Coping With Coronavirus. 1. Empty Supermarkets.

Cook soups until all the liquid is absorbed, and you can mix in broken-up bread to pad it out. The bread will have all the flavour of the food.

When you boil vegetables, don’t drain them. Save the liquid, for a soup for you, or for your animals, or both.

The liquid will be full of vitamins. And of course, you can freeze it.

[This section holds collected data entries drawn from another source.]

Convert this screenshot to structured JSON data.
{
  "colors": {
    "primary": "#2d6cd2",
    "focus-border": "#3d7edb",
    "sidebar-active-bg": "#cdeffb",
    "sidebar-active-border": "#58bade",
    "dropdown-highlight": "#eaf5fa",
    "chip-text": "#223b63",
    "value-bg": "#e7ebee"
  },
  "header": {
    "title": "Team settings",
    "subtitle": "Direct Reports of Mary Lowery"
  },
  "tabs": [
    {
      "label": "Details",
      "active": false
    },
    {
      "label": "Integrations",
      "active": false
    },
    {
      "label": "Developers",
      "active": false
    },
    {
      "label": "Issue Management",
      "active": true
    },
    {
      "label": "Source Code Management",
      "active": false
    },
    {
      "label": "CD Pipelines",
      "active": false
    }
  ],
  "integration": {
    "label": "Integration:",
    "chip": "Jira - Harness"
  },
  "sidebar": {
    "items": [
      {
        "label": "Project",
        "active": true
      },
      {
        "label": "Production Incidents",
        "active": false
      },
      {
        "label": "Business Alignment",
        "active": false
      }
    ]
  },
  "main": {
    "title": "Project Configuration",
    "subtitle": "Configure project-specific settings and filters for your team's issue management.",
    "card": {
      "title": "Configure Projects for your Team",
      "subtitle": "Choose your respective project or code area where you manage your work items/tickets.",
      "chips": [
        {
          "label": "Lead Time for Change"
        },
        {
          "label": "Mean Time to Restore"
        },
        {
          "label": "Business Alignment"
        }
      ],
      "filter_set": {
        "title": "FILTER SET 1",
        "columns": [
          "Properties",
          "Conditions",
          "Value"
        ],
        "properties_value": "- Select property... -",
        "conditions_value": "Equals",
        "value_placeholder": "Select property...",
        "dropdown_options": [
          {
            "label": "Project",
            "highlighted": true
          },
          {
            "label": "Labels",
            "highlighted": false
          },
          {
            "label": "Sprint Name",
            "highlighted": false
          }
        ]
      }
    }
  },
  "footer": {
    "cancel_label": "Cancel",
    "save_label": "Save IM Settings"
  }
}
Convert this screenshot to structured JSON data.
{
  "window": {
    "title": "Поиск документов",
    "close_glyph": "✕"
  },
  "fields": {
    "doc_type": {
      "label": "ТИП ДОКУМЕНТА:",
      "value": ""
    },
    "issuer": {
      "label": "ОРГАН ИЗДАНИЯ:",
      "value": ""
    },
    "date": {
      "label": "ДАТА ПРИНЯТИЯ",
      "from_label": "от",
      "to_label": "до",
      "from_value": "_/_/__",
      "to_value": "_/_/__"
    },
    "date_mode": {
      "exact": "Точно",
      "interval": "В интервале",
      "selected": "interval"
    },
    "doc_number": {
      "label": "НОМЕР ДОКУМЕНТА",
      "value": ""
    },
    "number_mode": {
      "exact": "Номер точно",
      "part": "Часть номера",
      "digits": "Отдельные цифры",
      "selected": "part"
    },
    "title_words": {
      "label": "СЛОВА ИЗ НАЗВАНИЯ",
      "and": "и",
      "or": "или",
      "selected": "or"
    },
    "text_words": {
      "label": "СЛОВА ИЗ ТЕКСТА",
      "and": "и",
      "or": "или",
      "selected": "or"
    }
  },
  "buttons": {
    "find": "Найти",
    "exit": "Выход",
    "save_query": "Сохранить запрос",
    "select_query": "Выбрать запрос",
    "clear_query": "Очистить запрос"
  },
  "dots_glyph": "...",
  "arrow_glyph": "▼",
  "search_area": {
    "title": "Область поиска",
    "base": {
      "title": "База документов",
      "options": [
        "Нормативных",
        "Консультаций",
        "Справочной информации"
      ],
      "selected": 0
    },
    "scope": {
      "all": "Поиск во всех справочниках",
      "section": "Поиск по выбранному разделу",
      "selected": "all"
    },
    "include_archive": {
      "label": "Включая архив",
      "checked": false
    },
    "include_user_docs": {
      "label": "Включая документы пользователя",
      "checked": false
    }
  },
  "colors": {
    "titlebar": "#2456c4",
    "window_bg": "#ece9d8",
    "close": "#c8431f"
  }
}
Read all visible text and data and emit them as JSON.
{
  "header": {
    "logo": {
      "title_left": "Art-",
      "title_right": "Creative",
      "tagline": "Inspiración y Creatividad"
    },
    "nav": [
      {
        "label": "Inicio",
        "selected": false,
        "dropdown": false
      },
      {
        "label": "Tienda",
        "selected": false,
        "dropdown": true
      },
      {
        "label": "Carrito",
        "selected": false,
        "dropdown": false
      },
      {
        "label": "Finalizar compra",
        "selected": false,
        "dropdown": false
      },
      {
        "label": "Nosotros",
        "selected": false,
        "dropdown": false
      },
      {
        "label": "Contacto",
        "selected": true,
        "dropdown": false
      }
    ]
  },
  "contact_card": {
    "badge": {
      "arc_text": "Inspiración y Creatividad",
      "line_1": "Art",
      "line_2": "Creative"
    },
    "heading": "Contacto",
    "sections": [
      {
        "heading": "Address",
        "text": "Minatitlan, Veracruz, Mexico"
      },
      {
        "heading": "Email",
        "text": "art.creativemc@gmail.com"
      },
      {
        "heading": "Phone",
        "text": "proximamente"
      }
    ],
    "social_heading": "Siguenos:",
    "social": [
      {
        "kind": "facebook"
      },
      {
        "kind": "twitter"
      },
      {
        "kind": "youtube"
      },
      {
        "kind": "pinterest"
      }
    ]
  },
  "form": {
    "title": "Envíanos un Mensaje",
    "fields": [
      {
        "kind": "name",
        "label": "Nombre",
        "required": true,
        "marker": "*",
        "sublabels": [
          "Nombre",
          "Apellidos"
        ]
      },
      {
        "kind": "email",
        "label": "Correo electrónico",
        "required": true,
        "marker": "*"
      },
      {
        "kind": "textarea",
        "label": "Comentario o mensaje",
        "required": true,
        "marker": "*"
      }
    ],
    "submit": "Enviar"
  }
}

Here are a couple of recipes for dog biscuits.

Home-Made Dog Treats

  • Serves: 18
  • 250g (9 oz) wholemeal flour
  • 1 tablespoon baking powder
  • 275g (10 oz) unsalted natural peanut butter
  • 225ml (8 fl oz) skimmed milk

Prep:15min  ›  Cook:20min  ›  Ready in:35min

  1. Preheat the oven to 190 C / Gas mark 5. Grease baking trays. Stir together the flour and baking powder; set aside.
  2. In a medium bowl, mix together the peanut butter and milk. Stir in the flour mixture until well blended. Turn out dough onto a lightly floured surface and knead until smooth. Roll out to 1cm thickness and cut into shapes using biscuit cutters. Place 2cm apart onto the prepared baking trays.
  3. Bake for 20 minutes in the preheated oven, or until lightly brown. Remove from baking trays to cool on wire racks.

Dog Biscuits.



  • 300gPlain wholemeal flour (substitute for oats if your dog is sensitive to wheat)
  • 1 tspSalt
  • 1Egg(s) (free range)
  • 1Stock (beef, Chicken or fish stock cube. Customise to your dog’s taste)
  • 150mlWater (hot)


  1. Preheat oven to 170 °C (150 °C for Fan Assisted Oven)
  2. Dissolve the stock cube of your choice in hot water.
  3. Add remaining ingredients
  4. Knead dough until it forms a ball (approximately 3 minutes)
  5. Roll dough until ½ cm thick.
  6. Cut into slices or bone shapes (you can purchase a bone shaped cookie cutter to make shapes with)
  7. Place dough pieces on baking paper
  8. Bake for 25 minutes or until golden brown.

Our pets do live a pampered life, but don’t worry, they’ll be fine; in fact, they’ll probably be a lot healthier on a fresh diet!